Poucas empresas gostam desse tipo de conversa. Ela tira brilho. Reduz o efeito teatral da apresentação. Cria desconforto em uma reunião que poderia terminar com concordância confortável, próximos passos bem embalados e a sensação de que tudo estava sob controle.

Mas talvez seja justamente esse desconforto que salve o projeto.

Porque projetos não falham apenas por falta de método. Muitas vezes, falham por falta de verdade no começo.
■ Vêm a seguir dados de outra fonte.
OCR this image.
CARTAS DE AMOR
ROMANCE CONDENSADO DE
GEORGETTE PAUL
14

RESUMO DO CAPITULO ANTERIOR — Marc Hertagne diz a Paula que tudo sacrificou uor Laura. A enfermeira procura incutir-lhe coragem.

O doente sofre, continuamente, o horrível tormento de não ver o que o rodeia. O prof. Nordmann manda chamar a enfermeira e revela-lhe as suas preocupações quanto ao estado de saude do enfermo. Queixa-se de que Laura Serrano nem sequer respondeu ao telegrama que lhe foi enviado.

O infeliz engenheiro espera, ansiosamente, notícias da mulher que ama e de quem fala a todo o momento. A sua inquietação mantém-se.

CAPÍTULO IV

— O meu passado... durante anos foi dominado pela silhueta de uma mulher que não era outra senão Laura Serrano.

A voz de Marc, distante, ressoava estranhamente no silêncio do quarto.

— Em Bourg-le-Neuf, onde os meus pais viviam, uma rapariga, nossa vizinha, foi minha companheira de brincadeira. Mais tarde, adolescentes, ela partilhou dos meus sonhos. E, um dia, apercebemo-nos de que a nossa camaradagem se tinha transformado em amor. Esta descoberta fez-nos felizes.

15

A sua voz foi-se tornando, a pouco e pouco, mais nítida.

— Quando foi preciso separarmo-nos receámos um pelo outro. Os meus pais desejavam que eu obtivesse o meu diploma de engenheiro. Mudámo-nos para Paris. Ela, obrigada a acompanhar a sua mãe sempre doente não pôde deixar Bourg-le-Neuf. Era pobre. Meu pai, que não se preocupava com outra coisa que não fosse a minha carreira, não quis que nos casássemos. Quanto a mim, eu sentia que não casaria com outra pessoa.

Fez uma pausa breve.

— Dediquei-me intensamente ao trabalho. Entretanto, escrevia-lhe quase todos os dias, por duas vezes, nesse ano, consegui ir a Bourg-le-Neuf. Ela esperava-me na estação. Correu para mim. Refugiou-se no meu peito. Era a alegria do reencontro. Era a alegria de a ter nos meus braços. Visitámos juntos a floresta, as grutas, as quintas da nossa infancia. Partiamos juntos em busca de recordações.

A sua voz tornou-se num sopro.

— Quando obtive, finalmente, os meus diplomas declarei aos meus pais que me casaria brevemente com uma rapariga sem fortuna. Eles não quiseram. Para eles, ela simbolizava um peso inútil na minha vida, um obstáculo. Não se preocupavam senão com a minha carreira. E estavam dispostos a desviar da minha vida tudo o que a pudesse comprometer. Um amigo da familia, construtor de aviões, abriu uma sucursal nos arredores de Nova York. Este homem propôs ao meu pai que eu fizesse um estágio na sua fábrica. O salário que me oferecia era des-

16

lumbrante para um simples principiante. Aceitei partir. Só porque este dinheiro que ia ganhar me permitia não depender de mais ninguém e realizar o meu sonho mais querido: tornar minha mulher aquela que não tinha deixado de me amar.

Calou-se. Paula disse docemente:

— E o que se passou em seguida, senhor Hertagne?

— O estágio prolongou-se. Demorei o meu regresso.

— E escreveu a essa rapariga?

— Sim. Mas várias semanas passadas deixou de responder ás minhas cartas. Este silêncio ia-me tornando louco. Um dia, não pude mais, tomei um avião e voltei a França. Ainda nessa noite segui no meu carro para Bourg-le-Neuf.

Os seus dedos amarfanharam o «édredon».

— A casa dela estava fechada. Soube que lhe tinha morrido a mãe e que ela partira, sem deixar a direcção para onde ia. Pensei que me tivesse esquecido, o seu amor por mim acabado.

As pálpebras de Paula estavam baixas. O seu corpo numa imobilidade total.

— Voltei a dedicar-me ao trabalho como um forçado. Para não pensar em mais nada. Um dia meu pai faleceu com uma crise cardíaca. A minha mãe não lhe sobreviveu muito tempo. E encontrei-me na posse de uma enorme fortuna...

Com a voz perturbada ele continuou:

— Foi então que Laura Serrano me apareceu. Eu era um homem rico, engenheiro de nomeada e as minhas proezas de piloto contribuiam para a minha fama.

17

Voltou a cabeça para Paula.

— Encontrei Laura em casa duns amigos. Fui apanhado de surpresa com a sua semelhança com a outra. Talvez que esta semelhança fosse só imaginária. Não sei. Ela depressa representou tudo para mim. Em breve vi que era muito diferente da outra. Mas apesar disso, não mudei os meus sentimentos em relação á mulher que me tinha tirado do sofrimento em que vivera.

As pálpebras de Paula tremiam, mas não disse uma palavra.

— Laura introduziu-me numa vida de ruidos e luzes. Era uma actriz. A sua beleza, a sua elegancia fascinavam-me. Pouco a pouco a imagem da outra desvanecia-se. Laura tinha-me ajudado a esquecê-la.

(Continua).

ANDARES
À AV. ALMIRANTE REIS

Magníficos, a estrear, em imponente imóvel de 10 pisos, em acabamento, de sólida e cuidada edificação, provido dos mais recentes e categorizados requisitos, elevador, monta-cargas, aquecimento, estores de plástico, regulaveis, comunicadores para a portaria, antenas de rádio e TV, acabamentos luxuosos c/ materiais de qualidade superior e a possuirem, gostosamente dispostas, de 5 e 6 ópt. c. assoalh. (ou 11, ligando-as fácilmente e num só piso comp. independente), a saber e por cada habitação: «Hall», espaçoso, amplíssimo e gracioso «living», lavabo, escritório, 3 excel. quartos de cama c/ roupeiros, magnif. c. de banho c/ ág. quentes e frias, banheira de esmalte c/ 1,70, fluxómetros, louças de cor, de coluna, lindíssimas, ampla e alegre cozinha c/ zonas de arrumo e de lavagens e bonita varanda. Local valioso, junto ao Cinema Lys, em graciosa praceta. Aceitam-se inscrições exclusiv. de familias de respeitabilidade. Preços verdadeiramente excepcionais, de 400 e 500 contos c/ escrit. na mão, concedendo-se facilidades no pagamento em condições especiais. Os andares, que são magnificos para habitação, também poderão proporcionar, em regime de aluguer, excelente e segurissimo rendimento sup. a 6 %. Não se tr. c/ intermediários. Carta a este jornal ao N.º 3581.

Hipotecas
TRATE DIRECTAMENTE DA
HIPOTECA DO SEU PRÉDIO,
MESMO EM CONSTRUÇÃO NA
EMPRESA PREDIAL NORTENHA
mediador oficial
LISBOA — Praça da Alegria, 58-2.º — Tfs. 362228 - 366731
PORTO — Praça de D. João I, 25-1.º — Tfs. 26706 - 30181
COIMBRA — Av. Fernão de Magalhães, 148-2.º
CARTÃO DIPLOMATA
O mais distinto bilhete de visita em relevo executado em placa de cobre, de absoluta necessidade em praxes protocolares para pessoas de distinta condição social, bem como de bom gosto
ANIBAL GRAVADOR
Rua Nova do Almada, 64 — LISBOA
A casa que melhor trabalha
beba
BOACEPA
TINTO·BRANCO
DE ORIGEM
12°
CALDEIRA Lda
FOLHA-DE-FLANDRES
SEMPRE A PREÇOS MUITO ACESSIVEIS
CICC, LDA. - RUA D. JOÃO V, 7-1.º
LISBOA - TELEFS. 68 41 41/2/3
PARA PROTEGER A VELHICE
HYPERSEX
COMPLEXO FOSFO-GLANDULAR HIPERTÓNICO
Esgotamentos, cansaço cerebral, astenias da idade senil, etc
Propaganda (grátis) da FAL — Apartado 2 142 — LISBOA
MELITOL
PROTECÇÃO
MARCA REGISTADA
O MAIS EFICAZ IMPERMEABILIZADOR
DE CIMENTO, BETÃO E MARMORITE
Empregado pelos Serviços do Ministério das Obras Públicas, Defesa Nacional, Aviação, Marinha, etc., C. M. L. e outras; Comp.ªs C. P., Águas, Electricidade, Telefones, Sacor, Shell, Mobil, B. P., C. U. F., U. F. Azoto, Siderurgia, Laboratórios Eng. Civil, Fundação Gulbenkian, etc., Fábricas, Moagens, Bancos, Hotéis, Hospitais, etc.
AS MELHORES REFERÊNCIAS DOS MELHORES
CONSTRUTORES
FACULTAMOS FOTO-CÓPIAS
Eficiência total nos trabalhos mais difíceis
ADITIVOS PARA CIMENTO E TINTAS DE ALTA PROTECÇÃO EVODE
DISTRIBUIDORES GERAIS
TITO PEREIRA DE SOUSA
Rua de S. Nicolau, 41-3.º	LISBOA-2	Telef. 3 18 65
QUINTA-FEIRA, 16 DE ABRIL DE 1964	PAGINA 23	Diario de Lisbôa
Falham quando ninguém quer admitir que o prazo é político. Que o orçamento é menor do que a ambição. Que o sponsor apoia, mas não prioriza. Que as áreas foram comunicadas, mas não envolvidas. Que a transformação prometida depende de mudanças que a empresa ainda não está disposta a bancar.

É por isso que esta newsletter se chama Além do Cronograma.

Porque o cronograma mostra datas, mas nem sempre mostra maturidade. O dashboard mostra cores, mas nem sempre mostra conversas evitadas. O status report mostra progresso, mas nem sempre mostra fragilidade estrutural. O PowerPoint mostra uma história, mas nem sempre mostra o que essa história decidiu deixar de fora.

E é justamente aí que mora boa parte da gestão de projetos que importa.

No que fica fora do slide.

Na pergunta que ninguém fez.

Na premissa que virou verdade sem validação.

No alinhamento que existiu só porque ninguém discordou em voz alta.

Na decisão que parecia tomada, mas não tinha dono.

Antes de perguntar se o projeto está no prazo, talvez a pergunta mais importante seja anterior: esse projeto nasceu vivo?

Porque, às vezes, o primeiro risco do projeto não está na execução.

Está na história bonita demais que a organização decidiu acreditar.

Qual foi o primeiro sinal de que aquele projeto impecável no PowerPoint não sobreviveria ao contato com a realidade?